Why Does This Matter for Autonomous Vehicle Companies?

For companies like Zoox, which is backed by Amazon and is expanding its robotaxi service across multiple cities, these new regulations represent both a challenge and a validation. The regulations acknowledge that autonomous vehicles are here to stay and will operate at scale, but they also make clear that manufacturers bear full responsibility for their vehicles' behavior on public roads.

The shift from citing individual drivers to holding manufacturers accountable reflects a fundamental truth about autonomous vehicles: they are not independent agents but rather products of their creators' engineering and decision-making. When a Waymo vehicle makes an illegal U-turn or a Zoox robotaxi fails to yield properly, the responsibility lies with the company that programmed and deployed that vehicle, not with a human operator who made a mistake.

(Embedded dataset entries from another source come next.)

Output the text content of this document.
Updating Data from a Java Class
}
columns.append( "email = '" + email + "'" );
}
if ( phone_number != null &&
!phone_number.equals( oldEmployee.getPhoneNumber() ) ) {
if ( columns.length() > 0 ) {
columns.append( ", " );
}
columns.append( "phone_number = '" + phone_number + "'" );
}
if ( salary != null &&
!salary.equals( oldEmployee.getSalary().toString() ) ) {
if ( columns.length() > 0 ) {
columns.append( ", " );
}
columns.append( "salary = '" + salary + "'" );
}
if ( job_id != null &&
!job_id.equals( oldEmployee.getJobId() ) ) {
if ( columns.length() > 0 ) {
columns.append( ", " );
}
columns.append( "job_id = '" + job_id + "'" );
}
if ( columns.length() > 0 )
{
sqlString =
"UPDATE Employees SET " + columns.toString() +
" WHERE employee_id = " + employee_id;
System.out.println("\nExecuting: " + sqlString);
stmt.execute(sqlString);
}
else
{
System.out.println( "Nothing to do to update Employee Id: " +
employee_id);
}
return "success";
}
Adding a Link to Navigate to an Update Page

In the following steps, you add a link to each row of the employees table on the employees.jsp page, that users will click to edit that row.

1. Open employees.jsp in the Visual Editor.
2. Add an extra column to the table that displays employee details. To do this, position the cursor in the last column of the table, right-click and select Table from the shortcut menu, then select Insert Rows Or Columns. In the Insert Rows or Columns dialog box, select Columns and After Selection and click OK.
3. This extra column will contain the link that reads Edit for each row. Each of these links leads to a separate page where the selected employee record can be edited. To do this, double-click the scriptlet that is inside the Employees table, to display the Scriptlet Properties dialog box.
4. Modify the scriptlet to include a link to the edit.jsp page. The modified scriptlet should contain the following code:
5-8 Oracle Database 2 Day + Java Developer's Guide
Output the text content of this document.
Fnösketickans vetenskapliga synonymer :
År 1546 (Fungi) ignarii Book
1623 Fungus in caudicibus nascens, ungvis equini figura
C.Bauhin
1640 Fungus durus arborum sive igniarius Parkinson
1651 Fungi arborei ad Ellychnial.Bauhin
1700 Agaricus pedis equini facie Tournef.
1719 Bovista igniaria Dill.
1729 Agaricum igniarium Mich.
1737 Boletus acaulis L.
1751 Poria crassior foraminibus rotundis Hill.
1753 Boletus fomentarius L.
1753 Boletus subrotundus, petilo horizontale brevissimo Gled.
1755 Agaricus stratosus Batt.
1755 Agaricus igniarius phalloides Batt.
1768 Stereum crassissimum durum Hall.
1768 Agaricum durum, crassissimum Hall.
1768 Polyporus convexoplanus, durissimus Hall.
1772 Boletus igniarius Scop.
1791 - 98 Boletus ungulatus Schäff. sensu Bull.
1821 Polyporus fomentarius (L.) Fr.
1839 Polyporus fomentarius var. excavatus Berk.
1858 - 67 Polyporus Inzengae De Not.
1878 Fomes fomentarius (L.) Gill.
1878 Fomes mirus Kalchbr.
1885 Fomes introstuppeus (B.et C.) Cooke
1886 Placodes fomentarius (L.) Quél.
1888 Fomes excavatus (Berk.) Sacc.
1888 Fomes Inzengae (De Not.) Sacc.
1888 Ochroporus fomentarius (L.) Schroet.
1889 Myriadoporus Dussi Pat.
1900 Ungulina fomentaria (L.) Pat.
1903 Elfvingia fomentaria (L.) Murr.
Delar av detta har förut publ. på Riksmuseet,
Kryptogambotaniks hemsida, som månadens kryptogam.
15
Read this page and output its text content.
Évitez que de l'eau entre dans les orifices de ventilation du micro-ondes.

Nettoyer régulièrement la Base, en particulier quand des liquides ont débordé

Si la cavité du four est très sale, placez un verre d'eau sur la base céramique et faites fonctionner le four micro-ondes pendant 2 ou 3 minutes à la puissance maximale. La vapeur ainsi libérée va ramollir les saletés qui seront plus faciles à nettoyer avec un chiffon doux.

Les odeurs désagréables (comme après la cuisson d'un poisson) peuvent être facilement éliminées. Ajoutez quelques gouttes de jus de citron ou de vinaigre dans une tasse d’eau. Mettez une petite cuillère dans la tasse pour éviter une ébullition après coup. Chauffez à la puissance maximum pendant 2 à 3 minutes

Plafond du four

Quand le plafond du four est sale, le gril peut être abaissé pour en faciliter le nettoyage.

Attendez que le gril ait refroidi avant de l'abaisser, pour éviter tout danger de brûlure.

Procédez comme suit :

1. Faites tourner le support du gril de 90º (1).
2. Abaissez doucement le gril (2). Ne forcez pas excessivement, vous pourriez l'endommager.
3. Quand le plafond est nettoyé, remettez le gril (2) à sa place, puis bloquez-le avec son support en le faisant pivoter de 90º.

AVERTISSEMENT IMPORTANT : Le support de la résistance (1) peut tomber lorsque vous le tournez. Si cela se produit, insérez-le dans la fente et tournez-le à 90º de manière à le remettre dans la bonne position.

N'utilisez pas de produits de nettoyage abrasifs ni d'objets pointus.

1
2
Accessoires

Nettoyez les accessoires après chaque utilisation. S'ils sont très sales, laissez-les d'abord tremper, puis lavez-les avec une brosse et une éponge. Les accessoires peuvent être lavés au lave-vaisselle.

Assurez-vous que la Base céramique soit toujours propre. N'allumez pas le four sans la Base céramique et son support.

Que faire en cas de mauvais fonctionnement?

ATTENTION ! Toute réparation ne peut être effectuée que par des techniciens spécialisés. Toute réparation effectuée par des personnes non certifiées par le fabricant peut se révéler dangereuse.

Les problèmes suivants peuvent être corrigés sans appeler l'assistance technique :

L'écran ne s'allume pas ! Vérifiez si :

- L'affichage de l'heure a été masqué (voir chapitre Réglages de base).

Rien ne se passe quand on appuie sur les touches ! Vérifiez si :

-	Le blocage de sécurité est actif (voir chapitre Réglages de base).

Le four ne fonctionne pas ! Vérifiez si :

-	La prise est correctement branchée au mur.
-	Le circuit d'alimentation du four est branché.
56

Waymo has stated that its vehicles are already subject to close oversight by California regulators and that the company's autonomous driving system "is designed to respect the rules of the road". The company has also pointed to safety benefits in some incidents, noting that in the Santa Monica collision, its vehicle braked hard before impact, resulting in a "significant reduction in impact speed and severity" that demonstrated "the material safety benefit of the Waymo Driver".

As autonomous vehicle services expand across California and beyond, this new enforcement framework sets a precedent for how states can hold manufacturers accountable while still allowing the technology to develop and scale. The regulations balance innovation with public safety by creating clear expectations for how autonomous vehicles must behave and what happens when they don't.